The aim of this research is to reveal critical insights about the nature of mediation – as a function of both the curator and the artist. Mediation stands at the nexus between art, artist, and institution, revealing much about the relationships between them and the power structures at play in the formation of exhibitions. While the exhibition itself is a complex and layered form of mediation, mediation does not strictly take place after an artwork has left the ‘studio’. Artists also use mediation as a formal operation to critically question and expose the conditions of the production, distribution, and reception of art – notions crucial to practices of institutional critique.
The mid-1980s mark a crucial divide in the approach of both artists and curators to mediation. Many artistic practices at this time take up the very process of art's mediation as their subject, either retreating from it by turning to post-conceptual works of sculpture and painting (Thierry De Cordier, Rene Daniels, Lili Dujourie, Fortuyn/O'Brien, Niek Kemps, Jan Vecruysse, and Ben Zegers are examples), or by mimicking it, employing media in an exaggerated manner. Consider, for instance, the work of Guillaume Bijl, Gerald van der Kaap, Aernout Mik, and Roos Theuws, whose practices emphasize their constituent media and the context of their presentation while also making use of media that were new to the museum, such as digital photography, installation, video, and computer art.
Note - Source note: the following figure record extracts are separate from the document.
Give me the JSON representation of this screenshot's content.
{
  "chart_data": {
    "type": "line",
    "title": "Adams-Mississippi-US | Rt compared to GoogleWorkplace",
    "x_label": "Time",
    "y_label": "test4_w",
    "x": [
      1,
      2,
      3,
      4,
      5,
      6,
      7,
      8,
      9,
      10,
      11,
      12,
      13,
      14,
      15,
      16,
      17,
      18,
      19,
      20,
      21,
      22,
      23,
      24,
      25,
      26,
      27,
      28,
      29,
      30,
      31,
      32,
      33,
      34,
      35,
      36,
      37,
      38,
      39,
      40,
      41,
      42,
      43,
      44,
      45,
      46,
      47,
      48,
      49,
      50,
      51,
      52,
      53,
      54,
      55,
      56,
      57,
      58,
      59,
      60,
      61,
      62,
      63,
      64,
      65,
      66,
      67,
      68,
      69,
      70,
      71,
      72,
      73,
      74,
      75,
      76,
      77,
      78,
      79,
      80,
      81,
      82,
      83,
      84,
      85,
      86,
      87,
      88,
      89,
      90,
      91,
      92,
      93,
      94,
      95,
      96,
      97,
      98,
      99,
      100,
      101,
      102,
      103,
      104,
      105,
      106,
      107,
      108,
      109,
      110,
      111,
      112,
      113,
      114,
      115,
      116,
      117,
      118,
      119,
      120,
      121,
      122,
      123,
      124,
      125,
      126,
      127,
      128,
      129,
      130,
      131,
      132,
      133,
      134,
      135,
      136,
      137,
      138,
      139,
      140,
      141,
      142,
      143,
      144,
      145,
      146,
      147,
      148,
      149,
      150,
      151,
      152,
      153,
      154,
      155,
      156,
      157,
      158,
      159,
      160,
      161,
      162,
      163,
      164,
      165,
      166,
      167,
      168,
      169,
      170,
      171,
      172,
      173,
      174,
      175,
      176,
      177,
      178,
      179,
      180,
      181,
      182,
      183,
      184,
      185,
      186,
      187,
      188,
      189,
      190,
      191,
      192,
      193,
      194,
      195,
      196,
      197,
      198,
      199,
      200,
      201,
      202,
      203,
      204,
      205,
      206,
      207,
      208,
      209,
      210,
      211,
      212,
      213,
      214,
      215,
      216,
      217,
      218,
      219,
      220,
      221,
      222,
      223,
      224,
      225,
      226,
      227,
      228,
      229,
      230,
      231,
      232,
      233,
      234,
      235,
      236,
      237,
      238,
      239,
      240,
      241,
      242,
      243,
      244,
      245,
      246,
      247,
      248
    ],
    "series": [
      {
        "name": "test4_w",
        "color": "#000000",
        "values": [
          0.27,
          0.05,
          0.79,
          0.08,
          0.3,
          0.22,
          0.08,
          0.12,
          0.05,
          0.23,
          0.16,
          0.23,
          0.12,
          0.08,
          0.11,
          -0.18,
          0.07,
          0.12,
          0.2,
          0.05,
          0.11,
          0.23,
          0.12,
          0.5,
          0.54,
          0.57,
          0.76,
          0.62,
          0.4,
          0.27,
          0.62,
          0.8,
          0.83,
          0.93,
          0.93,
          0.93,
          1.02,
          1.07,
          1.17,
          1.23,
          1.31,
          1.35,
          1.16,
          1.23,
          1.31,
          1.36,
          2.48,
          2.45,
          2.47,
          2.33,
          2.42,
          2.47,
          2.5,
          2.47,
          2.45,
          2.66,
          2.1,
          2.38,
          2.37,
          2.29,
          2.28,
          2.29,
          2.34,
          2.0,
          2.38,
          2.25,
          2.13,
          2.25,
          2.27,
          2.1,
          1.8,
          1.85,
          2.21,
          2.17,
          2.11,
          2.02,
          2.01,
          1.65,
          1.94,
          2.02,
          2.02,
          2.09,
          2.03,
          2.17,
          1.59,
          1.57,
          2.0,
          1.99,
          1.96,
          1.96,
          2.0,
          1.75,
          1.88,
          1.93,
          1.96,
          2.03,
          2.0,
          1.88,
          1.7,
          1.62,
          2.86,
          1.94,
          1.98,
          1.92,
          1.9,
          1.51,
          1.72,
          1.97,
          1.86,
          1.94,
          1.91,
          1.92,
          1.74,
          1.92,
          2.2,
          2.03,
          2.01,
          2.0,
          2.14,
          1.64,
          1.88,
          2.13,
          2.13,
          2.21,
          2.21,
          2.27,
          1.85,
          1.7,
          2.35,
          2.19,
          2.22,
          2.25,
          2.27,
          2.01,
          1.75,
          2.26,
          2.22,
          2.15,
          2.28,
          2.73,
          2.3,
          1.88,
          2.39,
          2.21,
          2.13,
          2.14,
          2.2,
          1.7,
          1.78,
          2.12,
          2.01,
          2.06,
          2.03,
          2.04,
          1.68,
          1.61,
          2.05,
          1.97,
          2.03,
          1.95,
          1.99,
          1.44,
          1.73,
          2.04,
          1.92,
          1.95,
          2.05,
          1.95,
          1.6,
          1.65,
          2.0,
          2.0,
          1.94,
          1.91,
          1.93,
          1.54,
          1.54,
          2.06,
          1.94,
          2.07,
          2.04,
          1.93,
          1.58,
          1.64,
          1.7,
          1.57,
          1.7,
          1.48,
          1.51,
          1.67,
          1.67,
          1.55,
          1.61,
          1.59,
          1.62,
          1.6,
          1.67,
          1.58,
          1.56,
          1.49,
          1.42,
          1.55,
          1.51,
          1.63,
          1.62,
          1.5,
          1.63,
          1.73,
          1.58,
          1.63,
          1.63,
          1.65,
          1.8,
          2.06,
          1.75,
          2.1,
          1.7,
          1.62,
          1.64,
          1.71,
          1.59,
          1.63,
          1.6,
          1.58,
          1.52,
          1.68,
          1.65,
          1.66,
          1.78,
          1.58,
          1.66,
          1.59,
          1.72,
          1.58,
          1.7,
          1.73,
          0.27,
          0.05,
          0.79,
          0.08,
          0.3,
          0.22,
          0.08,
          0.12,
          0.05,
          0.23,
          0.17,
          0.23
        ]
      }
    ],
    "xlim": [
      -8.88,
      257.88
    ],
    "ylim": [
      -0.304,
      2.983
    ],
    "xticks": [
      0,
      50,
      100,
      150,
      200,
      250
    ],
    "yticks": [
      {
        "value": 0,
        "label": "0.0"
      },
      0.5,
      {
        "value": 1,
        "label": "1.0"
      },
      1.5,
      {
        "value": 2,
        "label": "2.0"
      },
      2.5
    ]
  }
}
This study proposes that at the crux of these seemingly antagonistic practices is a shared, albeit very different, response to mediation. While some artists appear to withdraw from mediation, others speed it up to its heightened extreme. Focusing on a particular network of contemporary art institutions in the Low Countries, this study will posit this hypothesis against the analysis of key exhibitions that show a contrast in their approach to mediation: both in curatorial framing and in the artworks themselves.